So long itojun (don’t stay over there too long)

このところやたらに多忙で、ようやく一息ついたと思っていたら思わぬ訃報が飛び込んできた。

偉大なハッカーのitojunこと萩野純一郎氏が、先月末に急逝されたようだ。まだ40前の若さで、今後の活躍も期待されていただけに、非常に残念に思う。

私はitojun氏とリアルでお会いしたことはない。ニアミスは何度かあったのだが、残念ながら会話を交わすというところまではいかなかった。メールは何度かやりとりをしたことがある。nviの日本語(多国語)化についての話だったと思うが(氏はnvi-m17nを手がけていた)、あいにく当時のメールは散逸してしまっていて読み返すことができない。そういえば当時の私はFreeBSD上でviを使っていた。思えば人間変わるものである。

itojun氏は卓越したプログラマだった。
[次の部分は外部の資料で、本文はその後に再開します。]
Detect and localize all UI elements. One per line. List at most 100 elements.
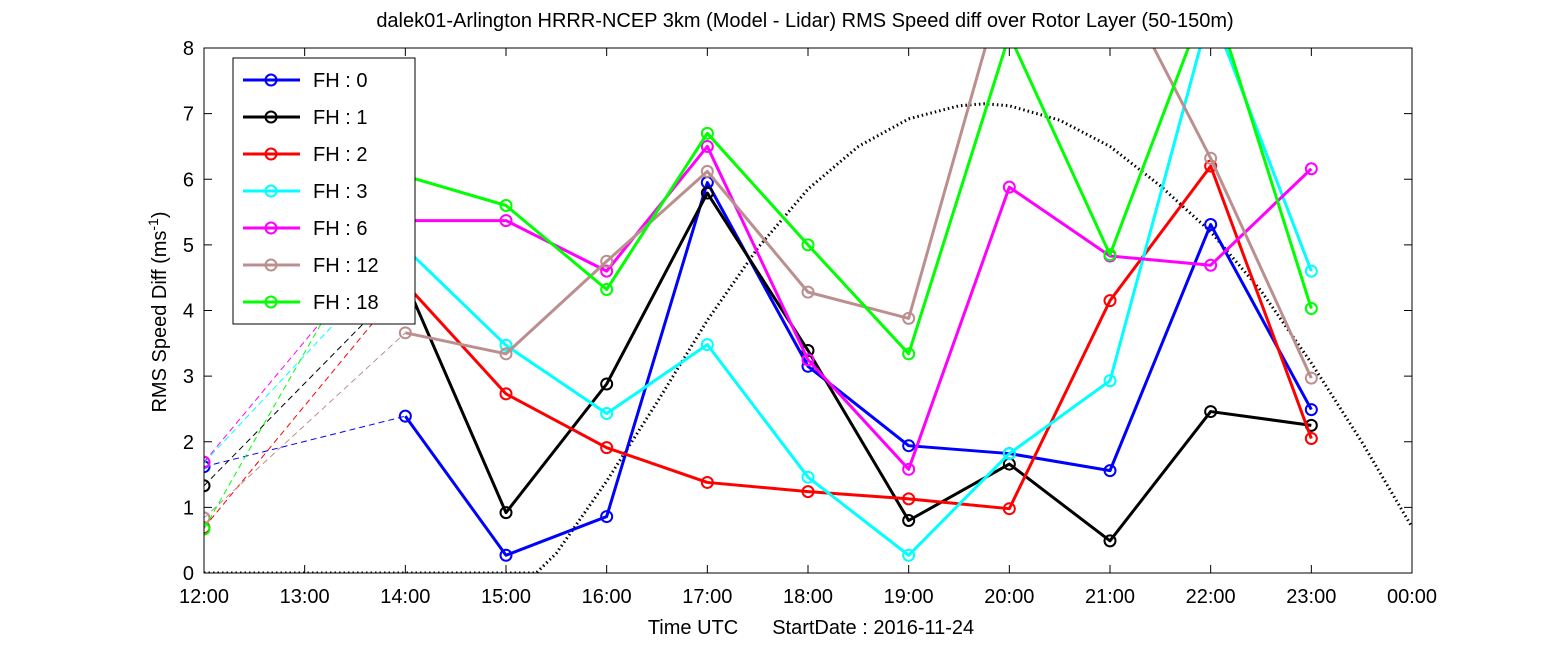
series-line [403,191,1312,543]
x-tick-label: 13:00 [280,586,330,608]
data-point [700,139,714,153]
data-point [1304,371,1318,385]
data-point [1103,534,1117,548]
data-point [600,510,614,524]
start-date-label: StartDate : 2016-11-24 [772,617,974,639]
series-line [404,181,1313,557]
data-point [1204,151,1218,165]
data-point [801,353,815,367]
data-point [600,407,614,421]
legend-swatch-marker [264,221,278,235]
data-point [1304,403,1318,417]
x-tick-label: 19:00 [884,586,934,608]
data-point [1002,502,1016,516]
y-tick-label: 5 [183,235,194,257]
data-point [204,455,211,469]
data-point [801,285,815,299]
legend-label: FH : 1 [313,107,367,129]
data-point [204,460,211,474]
y-axis-ticks: 0 1 2 3 4 5 6 7 8 [183,38,1412,585]
y-tick-label: 8 [183,38,194,60]
data-point [1204,218,1218,232]
legend-swatch-marker [264,258,278,272]
y-tick-label: 0 [183,563,194,585]
x-axis-title: Time UTC [648,617,738,639]
series-gap-connector [204,280,406,487]
x-tick-label: 22:00 [1186,586,1236,608]
legend-swatch-marker [264,295,278,309]
legend: FH : 0 FH : 1 FH : 2 FH : 3 FH : 6 FH : 12 FH … [232,57,416,325]
x-tick-label: 12:00 [179,586,229,608]
data-point [1304,162,1318,176]
series-line [404,48,1313,356]
y-tick-label: 1 [183,497,194,519]
data-point [902,347,916,361]
data-point [204,511,211,525]
x-tick-label: 21:00 [1085,586,1135,608]
x-axis-label: Time UTC StartDate : 2016-11-24 [648,617,974,639]
y-tick-label: 7 [183,104,194,126]
data-point [902,462,916,476]
y-tick-label: 2 [183,432,194,454]
legend-label: FH : 0 [313,70,367,92]
legend-swatch-marker [264,110,278,124]
legend-swatch-marker [264,184,278,198]
legend-swatch-marker [264,73,278,87]
y-axis-label: RMS Speed Diff (ms-1) [145,211,171,412]
legend-label: FH : 3 [313,181,367,203]
data-point [1002,180,1016,194]
data-point [499,347,513,361]
data-point [700,475,714,489]
data-point [700,164,714,178]
legend-label: FH : 6 [313,218,367,240]
data-point [1103,248,1117,262]
x-tick-label: 14:00 [380,586,430,608]
y-axis-title-close: ) [149,211,171,218]
series-line [405,48,1313,379]
x-tick-label: 15:00 [481,586,531,608]
data-point [902,439,916,453]
y-tick-label: 3 [183,366,194,388]
series-gap-connector [204,175,406,530]
x-tick-label: 20:00 [984,586,1034,608]
data-point [398,326,412,340]
data-point [700,186,714,200]
data-point [600,441,614,455]
series-gap-connector [204,415,406,468]
data-point [600,254,614,268]
data-point [902,492,916,506]
data-point [1204,405,1218,419]
data-point [499,548,513,562]
data-point [499,338,513,352]
data-point [204,479,211,493]
data-point [600,377,614,391]
series-line [404,164,1313,511]
series-gap-connector [204,332,406,519]
data-point [1304,431,1318,445]
data-point [600,264,614,278]
data-point [902,548,916,562]
data-point [499,214,513,228]
data-point [1002,447,1016,461]
legend-swatch-marker [264,147,278,161]
data-point [398,409,412,423]
y-tick-label: 4 [183,301,194,323]
data-point [801,470,815,484]
x-axis-ticks: 12:00 13:00 14:00 15:00 16:00 17:00 18:00 19:00… [179,48,1437,608]
x-tick-label: 17:00 [682,586,732,608]
y-axis-title: RMS Speed Diff (ms [149,231,171,413]
x-tick-label: 16:00 [582,586,632,608]
data-point [1103,374,1117,388]
data-point [204,522,211,536]
data-point [902,514,916,527]
x-tick-label: 00:00 [1387,586,1437,608]
x-tick-label: 23:00 [1286,586,1336,608]
data-point [1304,302,1318,316]
y-axis-unit-exponent: -1 [145,218,161,231]
data-point [700,126,714,140]
series-line [404,48,1313,557]
legend-label: FH : 2 [313,144,367,166]
legend-label: FH : 12 [313,255,379,277]
legend-label: FH : 18 [313,292,379,314]
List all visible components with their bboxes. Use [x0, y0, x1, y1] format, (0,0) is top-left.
少なくともIPv6などネットワーク関係の知識では世界で十指に入っただろうし、他の分野でもさまざまな業績を残している。しかし、単に卓越したプログラマというだけならこの世界にはツクダニにするほどいるわけで、率直に言って私にとってはどうと言うこともない。コードは書けても人間としては取るに足りない、という手合いは山ほどいる。氏が私にとって偉大だったのは、彼が優れたプログラマであり、かつ自分の「遊び場」を守るべく戦うことを厭わない人でもあったからだ。

私がフリーソフトウェア運動に関わり始めたのは1998年のことで、アメリカの片田舎で腐っていた私は、あるとき当時ハマっていたDoomで遊ぶのを止め、GNU関係の文書を翻訳したり、ハックの真似事をしたりし始めたのだが、それは、そのころ発表されたitojun氏の少年(?)は荒野を目指すを読んで衝撃を受けたからだ(そもそもはっかーずぱらだいす自体が、当時としては貴重な情報源だった)。氏があれを書かなければ、FSFに片足を突っ込むことも、Debianの開発者になることも、GPLv3の改訂に関わることも、MIAUを立ち上げることも、そしてここでこんなふうに詮ないことを書くとも無かったに違いない。

私は様々な分野の多くの人に影響を受けてきた。私の一部は彼らによって形成されたと言っても過言ではない。そして、少なくともフリーソフトウェア、とりわけソフトウェア特許の問題に関しては、最初に最も強い影響を受けたのはストールマンではなく、itojun氏だ。だいたいあの頃、ソフトウェア特許の危険性や愚かしさを理解し、本気で戦う姿勢を見せていたのは私が知る限りitojun氏だけである。以前別のところで、ストールマンやリーナスらを北極星になぞらえた話を書いたことがあるが、itojun氏は私にとっての北極星のような存在だった。面識こそなかったけれど、個人的な指標、物事の評価軸の一つを失って私はひどくさびしい。まあ、さびしいと言っていても仕方がないので、私は自分にできることを続けていくつもりだ。私が存在することが、この世界に少しでもプラスとなると良いのだが。itojun氏がそうであったように。

そういえばitojun氏の最近の日記で、氏が私のGPLv3日本語訳を読んだことを示唆する内容が書かれていた。あいにく訳への評価等は書いていなかったが(あとなぜか抄訳とか書いてあって苦笑した。あれは全訳だ)、私はとてもうれしかった。うれしかったので、(おそらくitojun氏は読まないであろう)他のところでそのことにちょっと言及したのだが、思えばあの時直接ご本人にメールを送れば良かったと、今になって悔やまれてならない。